On the environmental level, some sources report a carbon footprint of 67 kgCO2/m³ of liquid oxygen (unpublished Air Liquid data), in part linked to transport. Knowing that 1 L of liquid oxygen turns into 840 L of gaseous O2, we can deduce a carbon footprint of 6.7 tons of CO2 for oxygen at the Gustave Roussy Institute, which is not negligible. If we extrapolate this cost to 11 million anaesthesia procedures performed each year in France and to the total quantity of O2 consumed in the world, heightened by the COVID-19 pandemic, this carbon cost is far from desirable.
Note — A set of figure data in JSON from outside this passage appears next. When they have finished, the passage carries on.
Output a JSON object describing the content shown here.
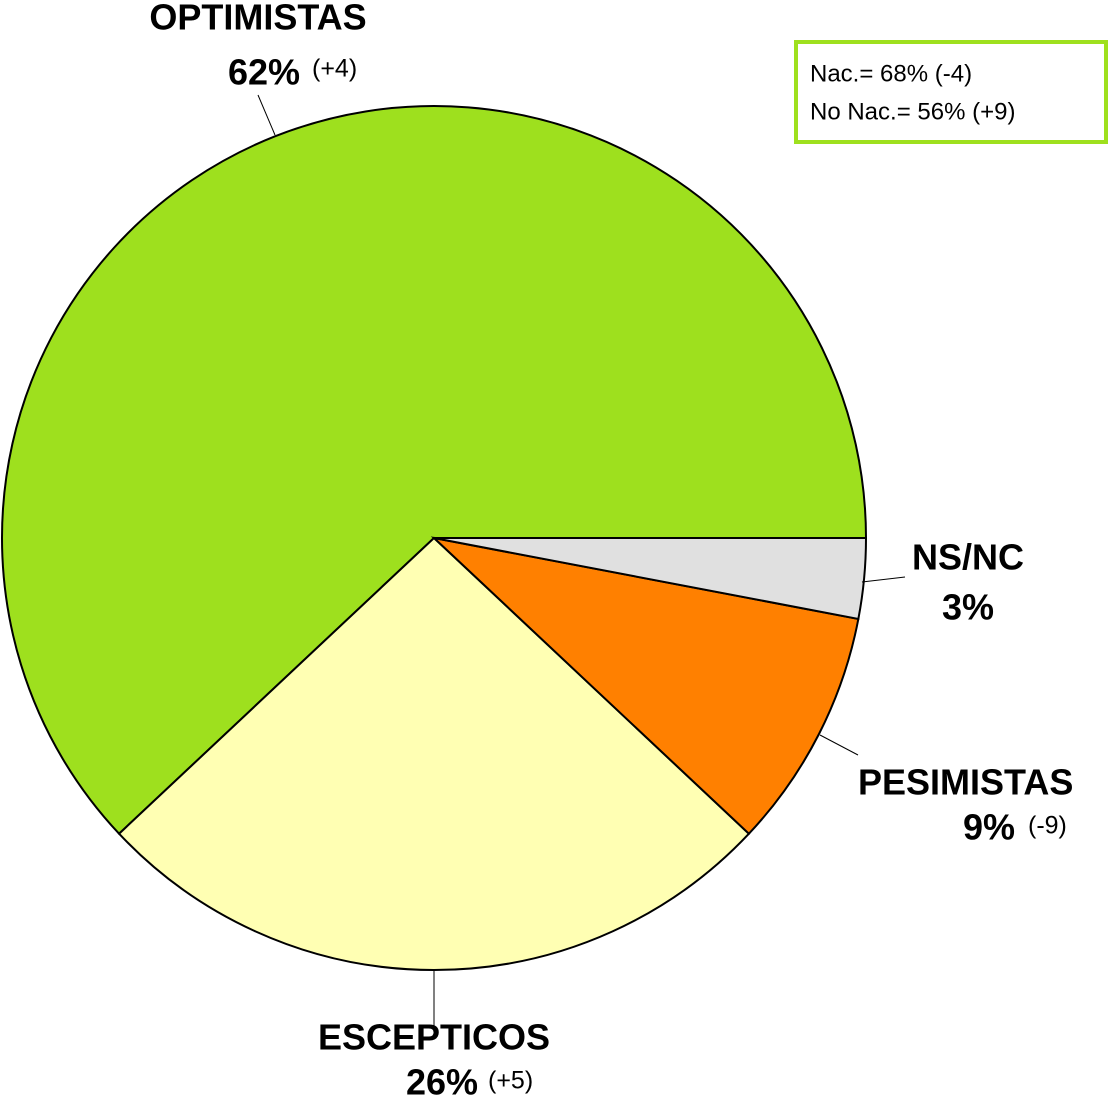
{
  "chart_data": {
    "type": "pie",
    "categories": [
      "OPTIMISTAS",
      "ESCEPTICOS",
      "PESIMISTAS",
      "NS/NC"
    ],
    "values": [
      62,
      26,
      9,
      3
    ],
    "value_labels": [
      "62%",
      "26%",
      "9%",
      "3%"
    ],
    "changes": [
      "(+4)",
      "(+5)",
      "(-9)",
      null
    ],
    "colors": [
      "#9ee01e",
      "#ffffb3",
      "#ff8000",
      "#e0e0e0"
    ],
    "annotations": [
      "Nac.= 68% (-4)",
      "No Nac.= 56% (+9)"
    ]
  }
}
These data thus provide a strong rationale for initiating a reflection on reducing the consumption of medical oxygen. In addition, perioperatively, hyperoxia has no impact on infection and wound healing at the operative site [12] and favours the development of atelectasis [13].
The COVID-19 crisis has therefore led us to question the environmental, economic, but above all human and ethical impact of oxygen. How can we accept to waste this vital resource, so costly from all points of view, when its absence has cost human lives and the situation could be improved simply enough? Just because water flows endlessly from our taps does not mean we should not conserve it. The same is true for all resources, including course oxygen. An orientation towards a more virtuous production from an environmental point of view is also desirable on the part of manufacturers.
Given the scale of the problem and the impending environmental and human challenges, it is therefore necessary to adopt a responsible attitude. Apprehension and action are needed!
Conflicts of interest
The authors have no competing interest to declare.